Cultos e oferendas são realizados tanto para que a comunidade de Àbíkú abra mão de levá-los de volta, como para que Ere igbo os proteja de serem reconduzidos à terra espiritual.” Todas as pessoas nascidas dentro do Odú Ogundabede, homens e mulheres, devem cultuar Egbe. Entende-se também que quem o cultua evoca as suas bênçãos em benefício das crianças do núcleo familiar. Aliás, o culto de Egbe e suas festas trazem muita semelhança com as festas e o culto que se fazem para “Cosme e Damião” e que são, muitas vezes, confundidas com o culto do Òrìsà Ibeji. Este Òrìsà e Egbe (ou Aragbo) são de distintas naturezas, justificam abordagens e tratamentos diferenciados, têm formas particulares de serem louvados, são cultuados por diferentes razões e necessidades, e os seus cultos não podem ser confundidos sob pena de incorrermos em erro de fundamento.
 
Por último, dois aspectos são importantes de serem nomeados: o primeiro, diz respeito ao que podemos chamar de comportamento peculiar da criança Àbíkú. São, certamente, crianças que se distinguem por este aspecto. Segundo, a resistência, na nossa cultura, que os pais têm em aceitar o facto de terem um filho Àbíkú e a dificuldade consequente em lidar com esta criança e todas as necessidades decorrentes da luta pela sua permanência no Aiyé. Cabe aí um importante papel para o sacerdote que pode ajudá-los a compreender a questão, dar-lhes orientação e acompanhamento durante todo o processo.
 
O têrmo Abikú não se pontua apenas à aqueles que nascem para morrer, como determina o conceito Yurubá, pois sendo assim todos nós seríamos Abikús. Costumo dizer, para exemplificar, que Abikú tem qualidade, ou seja, existem vários tipos de abikú e formas de atuação e agregação, numa mesma concepção.
Pode-se cuidar de uma criança Abikú, fazendo-a conviver normalmente entre os seus fazendo oferendas, ebós, tratamento do Orí que são capazes de reter no mundo o Abikú e de lhe fazer esquecer sua promessa de volta, rompendo assim o ciclo de idas e vindas constantes entre o Orun e o Aiye, fazendo pactos também.

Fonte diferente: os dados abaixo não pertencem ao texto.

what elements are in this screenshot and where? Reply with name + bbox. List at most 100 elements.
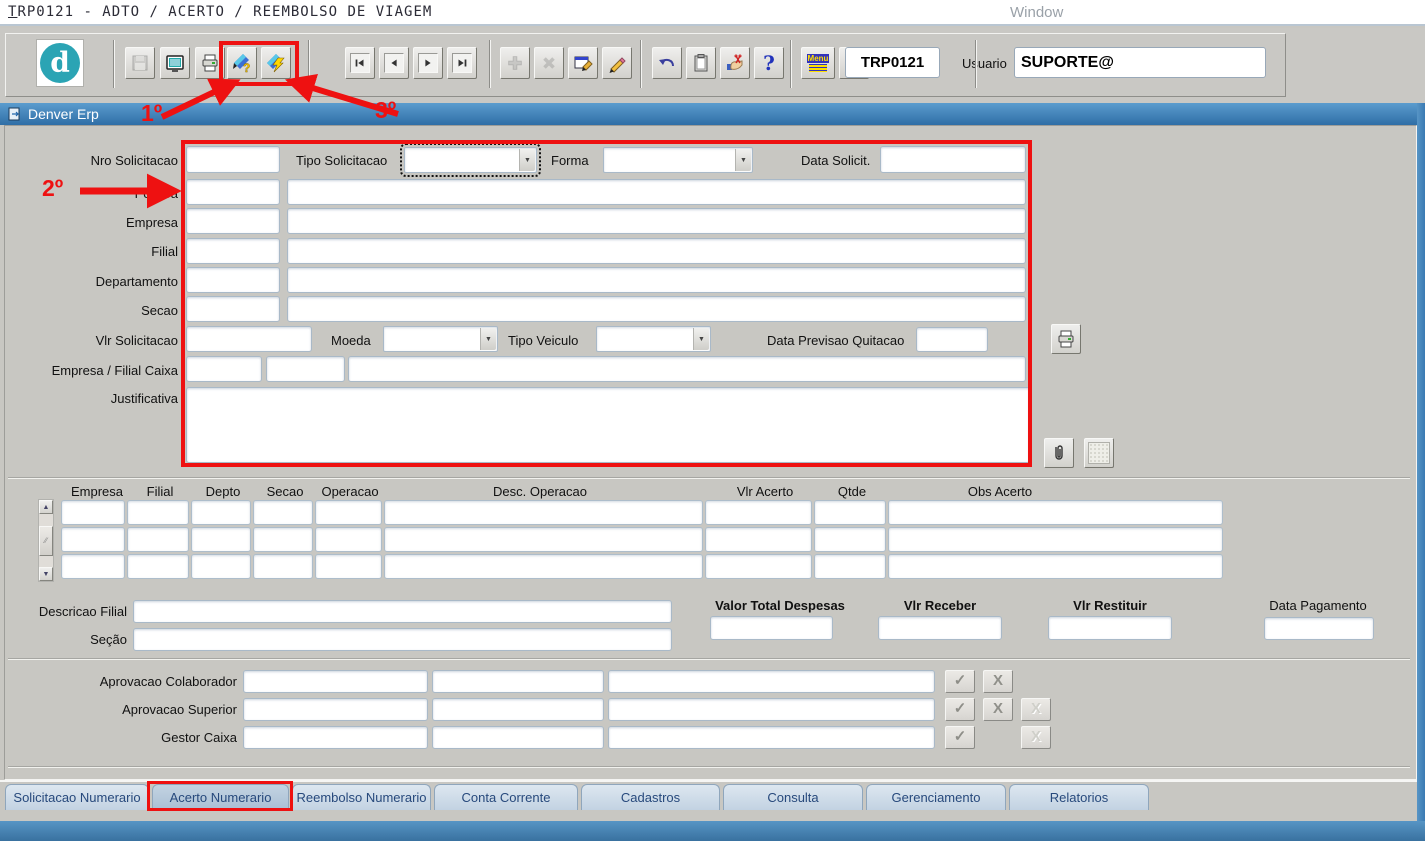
scroll-down-icon[interactable]: ▼ (39, 567, 53, 581)
data-pagamento-input[interactable] (1264, 617, 1374, 640)
secao-code-input[interactable] (186, 296, 280, 322)
data-previsao-quitacao-input[interactable] (916, 327, 988, 352)
tab-cadastros[interactable]: Cadastros (581, 784, 720, 810)
gestor-caixa-input-2[interactable] (432, 726, 604, 749)
grid-cell[interactable] (814, 527, 886, 552)
edit-window-button[interactable] (568, 47, 598, 79)
aprovacao-superior-input-3[interactable] (608, 698, 935, 721)
grid-cell[interactable] (384, 554, 703, 579)
gestor-cancel-button[interactable]: X (1021, 726, 1051, 749)
insert-record-button[interactable] (500, 47, 530, 79)
vlr-receber-input[interactable] (878, 616, 1002, 640)
aprovacao-superior-input-1[interactable] (243, 698, 428, 721)
filial-desc-input[interactable] (287, 238, 1026, 264)
print-request-button[interactable] (1051, 324, 1081, 354)
gestor-caixa-input-1[interactable] (243, 726, 428, 749)
filial-code-input[interactable] (186, 238, 280, 264)
aprovacao-colaborador-input-1[interactable] (243, 670, 428, 693)
print-button[interactable] (195, 47, 225, 79)
grid-cell[interactable] (705, 500, 812, 525)
colaborador-approve-button[interactable]: ✓ (945, 670, 975, 693)
grid-cell[interactable] (315, 527, 382, 552)
save-button[interactable] (125, 47, 155, 79)
aprovacao-colaborador-input-2[interactable] (432, 670, 604, 693)
grid-cell[interactable] (384, 527, 703, 552)
aprovacao-superior-input-2[interactable] (432, 698, 604, 721)
vlr-restituir-input[interactable] (1048, 616, 1172, 640)
tab-conta-corrente[interactable]: Conta Corrente (434, 784, 578, 810)
tab-reembolso-numerario[interactable]: Reembolso Numerario (292, 784, 431, 810)
delete-record-button[interactable] (534, 47, 564, 79)
tab-gerenciamento[interactable]: Gerenciamento (866, 784, 1006, 810)
menu-button[interactable]: Menu (801, 47, 835, 79)
grid-cell[interactable] (888, 500, 1223, 525)
enter-query-button[interactable]: ? (227, 47, 257, 79)
pencil-button[interactable] (602, 47, 632, 79)
grid-cell[interactable] (384, 500, 703, 525)
grid-cell[interactable] (127, 554, 189, 579)
first-record-button[interactable] (345, 47, 375, 79)
grid-cell[interactable] (61, 500, 125, 525)
justificativa-textarea[interactable] (186, 387, 1030, 463)
grid-cell[interactable] (315, 554, 382, 579)
superior-approve-button[interactable]: ✓ (945, 698, 975, 721)
data-solicit-input[interactable] (880, 146, 1026, 173)
aprovacao-colaborador-input-3[interactable] (608, 670, 935, 693)
grid-cell[interactable] (814, 554, 886, 579)
grid-cell[interactable] (705, 554, 812, 579)
gestor-approve-button[interactable]: ✓ (945, 726, 975, 749)
grid-cell[interactable] (191, 527, 251, 552)
screen-button[interactable] (160, 47, 190, 79)
grid-cell[interactable] (127, 527, 189, 552)
filial-caixa-input[interactable] (266, 356, 345, 382)
grid-cell[interactable] (253, 554, 313, 579)
tab-acerto-numerario[interactable]: Acerto Numerario (152, 784, 289, 810)
empresa-code-input[interactable] (186, 208, 280, 234)
gestor-caixa-input-3[interactable] (608, 726, 935, 749)
valor-total-despesas-input[interactable] (710, 616, 833, 640)
empresa-caixa-input[interactable] (186, 356, 262, 382)
tipo-veiculo-select[interactable]: ▼ (596, 326, 711, 352)
descricao-filial-input[interactable] (133, 600, 672, 623)
grid-cell[interactable] (191, 500, 251, 525)
nro-solicitacao-input[interactable] (186, 146, 280, 173)
tab-solicitacao-numerario[interactable]: Solicitacao Numerario (5, 784, 149, 810)
grid-cell[interactable] (253, 500, 313, 525)
grid-cell[interactable] (191, 554, 251, 579)
grid-cell[interactable] (888, 527, 1223, 552)
grid-scrollbar[interactable]: ▲ ∕∕ ▼ (38, 499, 54, 582)
caixa-desc-input[interactable] (348, 356, 1026, 382)
execute-query-button[interactable] (261, 47, 291, 79)
forma-select[interactable]: ▼ (603, 147, 753, 173)
empresa-desc-input[interactable] (287, 208, 1026, 234)
cut-button[interactable] (720, 47, 750, 79)
secao-desc-input[interactable] (133, 628, 672, 651)
tab-consulta[interactable]: Consulta (723, 784, 863, 810)
help-button[interactable]: ? (754, 47, 784, 79)
next-record-button[interactable] (413, 47, 443, 79)
image-button[interactable] (1084, 438, 1114, 468)
previous-record-button[interactable] (379, 47, 409, 79)
departamento-desc-input[interactable] (287, 267, 1026, 293)
vlr-solicitacao-input[interactable] (186, 326, 312, 352)
window-menu[interactable]: Window (1010, 4, 1063, 21)
last-record-button[interactable] (447, 47, 477, 79)
secao-desc-input[interactable] (287, 296, 1026, 322)
attachment-button[interactable] (1044, 438, 1074, 468)
usuario-field[interactable]: SUPORTE@ (1014, 47, 1266, 78)
grid-cell[interactable] (61, 527, 125, 552)
tipo-solicitacao-select[interactable]: ▼ (404, 147, 537, 173)
superior-cancel-button[interactable]: X (1021, 698, 1051, 721)
grid-cell[interactable] (315, 500, 382, 525)
grid-cell[interactable] (253, 527, 313, 552)
scrollbar-thumb[interactable]: ∕∕ (39, 526, 53, 556)
grid-cell[interactable] (127, 500, 189, 525)
undo-button[interactable] (652, 47, 682, 79)
grid-cell[interactable] (888, 554, 1223, 579)
grid-cell[interactable] (705, 527, 812, 552)
tab-relatorios[interactable]: Relatorios (1009, 784, 1149, 810)
departamento-code-input[interactable] (186, 267, 280, 293)
clipboard-button[interactable] (686, 47, 716, 79)
scroll-up-icon[interactable]: ▲ (39, 500, 53, 514)
pessoa-desc-input[interactable] (287, 179, 1026, 205)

Os Abikús tem influência na família, são poderosos manipuladores, videntes, espíritos envelhecidos, atitudes de adulto, etc.
 
 
A energia de um Abikú pode rondar uma gravidez, muitos rompimentos e perda de bebê estão relacionadas, porém, não se pode confundir falta de cuidados e tratamento adequado na gravidez com Abikú. Quando o zelador observa através do jogo a presença de Abikú, o tratamento começa no ventre da mãe com as obrigações necessárias e ebós, através de Oxun, Orí, Exú, Egungun, Oxalá.
 
 
 
Existem também os Orixás Abikús Oxalá e Nanã, pois regem a vida e a morte nos dois planos de vida e energia, sendo assim, todas as pessoas de Oxalá e Nanã são Abikús, inclusive a própria iniciação os diferencia como especiais. Mas, independente disso, outras pessoas de qualquer outro Orixá pode ser da família Abikú, a família Kóreo.
 
Um conceito interessante, que vale uma reflexão é que: uma pessoa pode introduzir em sua vida o espírito abikú, quando antecipa os seus ciclos naturais em função da ambição ou opções de vida. Isto a levará a tornar-se um Abikú, pois certamente terá a data da sua morte antecipada.
Abikú é muito mais do que se pode imaginar, sem dúvida alguma, há conceitos, preceitos, ebós, etc, e deve ser tratado simultaneamente no mundo visível e invisível.